Avec la mode du BlackLivesMatters, l’activisme pour la cause noire est presque devenu un jeu. Il permet de faire connaitre ce combat à la nouvelle génération, mais très clairement, il y a un effet de mode et les impacts ne sont plus du tout les mêmes. On a vu aussi que très peu d’artistes blancs touchent à ce sujet. P!nk, Bono et quelques autres ont porté le message, mais Justin Timberlake, Miley Cyrus et plusieurs autres se sont gardés d’y toucher pour ne pas fâcher leurs audiences.
C’est là que le cas Bob Dylan est intéressant, car comme on le dit souvent, ce qui est actuellement médiatisé aux USA n’est pas du tout nouveau. La seule chose qui est nouvelle, ce sont les smartphones qui ont d’une certaine manière forcés les artistes (y compris les artistes noirs) à prendre parti pour leur propre cause, et les moins favorisés de leur communauté… mais ce sont de vieux combats. Ce sont des combats et des histoires qui étaient déjà là en 1995, en 2000, en 2005 et qui surtout étaient encore plus tabous et plus violents au début des 60’s quand Bob Dylan commence sa carrière.
Bob Dylan.
De son vrai nom Robert Allen Zimmerman, naît le 24 mai 1941 dans le Minnesota. A 10 ans, il aménage avec ses parents à Chicago, une ville qui le nourrira musicalement. C’est là qu’il devient fan de blues en faisant la connaissance du bluesman, Big Joe WillIAMs, qui lui offrira une vieille guitare dont il fait rimer les accords avec son harmonica. Il s’installe ensuite à New-York pour des études littéraires et il y rencontre une de ses idoles Woody Guthrie avant d’enregistrer quelques morceaux avec la chanteuse, Carolyn Hester. C’est à partir de ce moment qu’il décide de se lancer dans la musique et mélange folk et blues sur son tout premier disque éponyme qui sort en 1961. Composé de reprises folk et blues, il contient également deux titres originaux : Talkin’ New York et Song to Woody. Ce premier album, confiné au cénacle folk, est un échec commercial mais il ne perd pas son contrat. L’Amérique est en ébullition. Le mouvement pour les droits civiques, Martin Luther King à sa tête, réclame la fin de la ségrégation. Il se met alors à travailler pour un magazine totalement engagé, Broadside Magazine où il apparaît sous le pseudonyme de Blind Boy Grunt. Il s’immerge alors dans la dimension sociale de son époque et commence à concevoir ce que le monde appellera plus tard les “Protest Songs”.

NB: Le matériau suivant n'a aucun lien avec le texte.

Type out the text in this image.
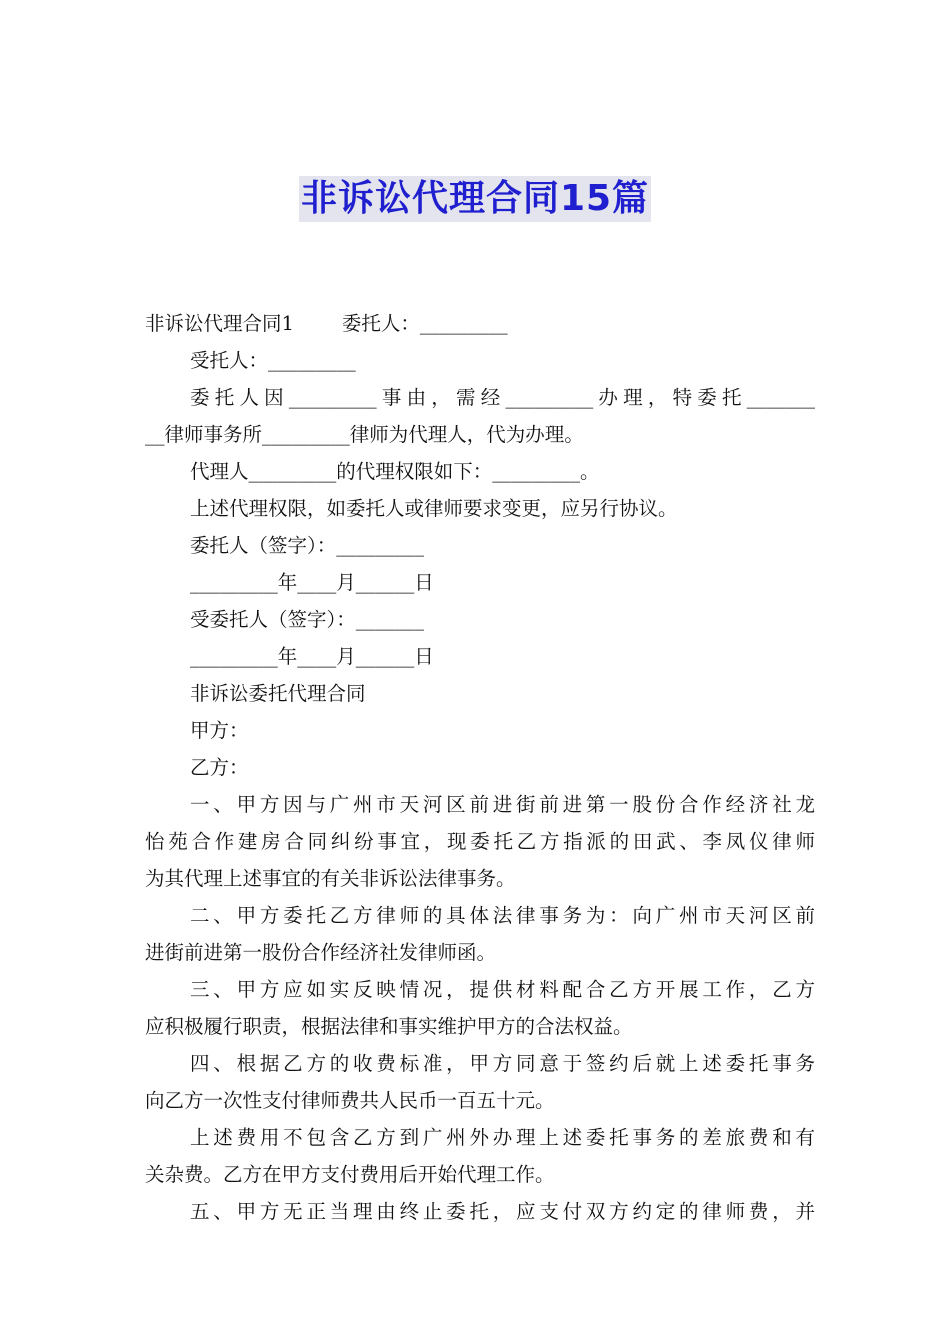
非诉讼代理合同15篇
非诉讼代理合同1 委托人：_________
受托人：_________
委托人因_________事由，需经_________办理，特委托_______
__律师事务所_________律师为代理人，代为办理。
代理人_________的代理权限如下：_________。
上述代理权限，如委托人或律师要求变更，应另行协议。
委托人（签字）：_________
_________年____月______日
受委托人（签字）：_______
_________年____月______日
非诉讼委托代理合同
甲方：
乙方：
一、甲方因与广州市天河区前进街前进第一股份合作经济社龙
怡苑合作建房合同纠纷事宜，现委托乙方指派的田武、李凤仪律师
为其代理上述事宜的有关非诉讼法律事务。
二、甲方委托乙方律师的具体法律事务为：向广州市天河区前
进街前进第一股份合作经济社发律师函。
三、甲方应如实反映情况，提供材料配合乙方开展工作，乙方
应积极履行职责，根据法律和事实维护甲方的合法权益。
四、根据乙方的收费标准，甲方同意于签约后就上述委托事务
向乙方一次性支付律师费共人民币一百五十元。
上述费用不包含乙方到广州外办理上述委托事务的差旅费和有
关杂费。乙方在甲方支付费用后开始代理工作。
五、甲方无正当理由终止委托，应支付双方约定的律师费，并
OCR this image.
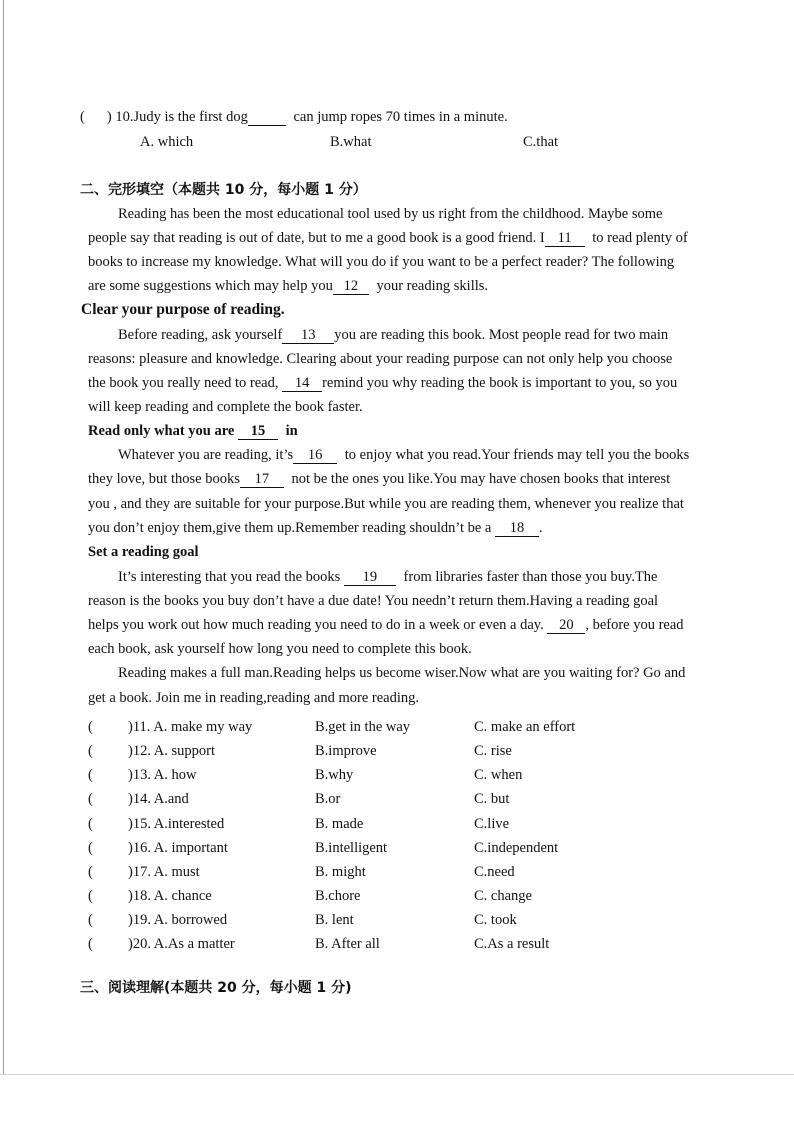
( ) 10.Judy is the first dog	can jump ropes 70 times in a minute.
A. which	B.what	C.that
二、完形填空（本题共 10 分，每小题 1 分）
Reading has been the most educational tool used by us right from the childhood. Maybe some
people say that reading is out of date, but to me a good book is a good friend. I 11 to read plenty of
books to increase my knowledge. What will you do if you want to be a perfect reader? The following
are some suggestions which may help you 12 your reading skills.
Clear your purpose of reading.
Before reading, ask yourself 13 you are reading this book. Most people read for two main
reasons: pleasure and knowledge. Clearing about your reading purpose can not only help you choose
the book you really need to read, 14 remind you why reading the book is important to you, so you
will keep reading and complete the book faster.
Read only what you are 15 in
Whatever you are reading, it’s 16 to enjoy what you read.Your friends may tell you the books
they love, but those books 17 not be the ones you like.You may have chosen books that interest
you , and they are suitable for your purpose.But while you are reading them, whenever you realize that
you don’t enjoy them,give them up.Remember reading shouldn’t be a 18 .
Set a reading goal
It’s interesting that you read the books 19 from libraries faster than those you buy.The
reason is the books you buy don’t have a due date! You needn’t return them.Having a reading goal
helps you work out how much reading you need to do in a week or even a day. 20 , before you read
each book, ask yourself how long you need to complete this book.
Reading makes a full man.Reading helps us become wiser.Now what are you waiting for? Go and
get a book. Join me in reading,reading and more reading.
( )11. A. make my way	B.get in the way	C. make an effort
( )12. A. support	B.improve	C. rise
( )13. A. how	B.why	C. when
( )14. A.and	B.or	C. but
( )15. A.interested	B. made	C.live
( )16. A. important	B.intelligent	C.independent
( )17. A. must	B. might	C.need
( )18. A. chance	B.chore	C. change
( )19. A. borrowed	B. lent	C. took
( )20. A.As a matter	B. After all	C.As a result
三、阅读理解(本题共 20 分，每小题 1 分)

Comme le nom l’indique, ce sont des titres revendicateurs, qui pointent les différentes failles et injustices de la société. Dylan n’a pas peur de dire ce qu’il pense et devient la voix d’une génération excédée par le racisme et le conservatisme. Le second album de Bob sera alors un véritable manifeste.
Les protests songs.
Il commence avec “Oxford Town”, inspiré par un fait divers dans le Mississippi. Des étudiants blancs avaient empêché un jeune noir, James Meredith, de s’inscrire à l’université. L’altercation avait dégénéré en émeute et fait deux morts… et le thème du titre qui est tout d’abord publié avec le magazine Broadside Magazine.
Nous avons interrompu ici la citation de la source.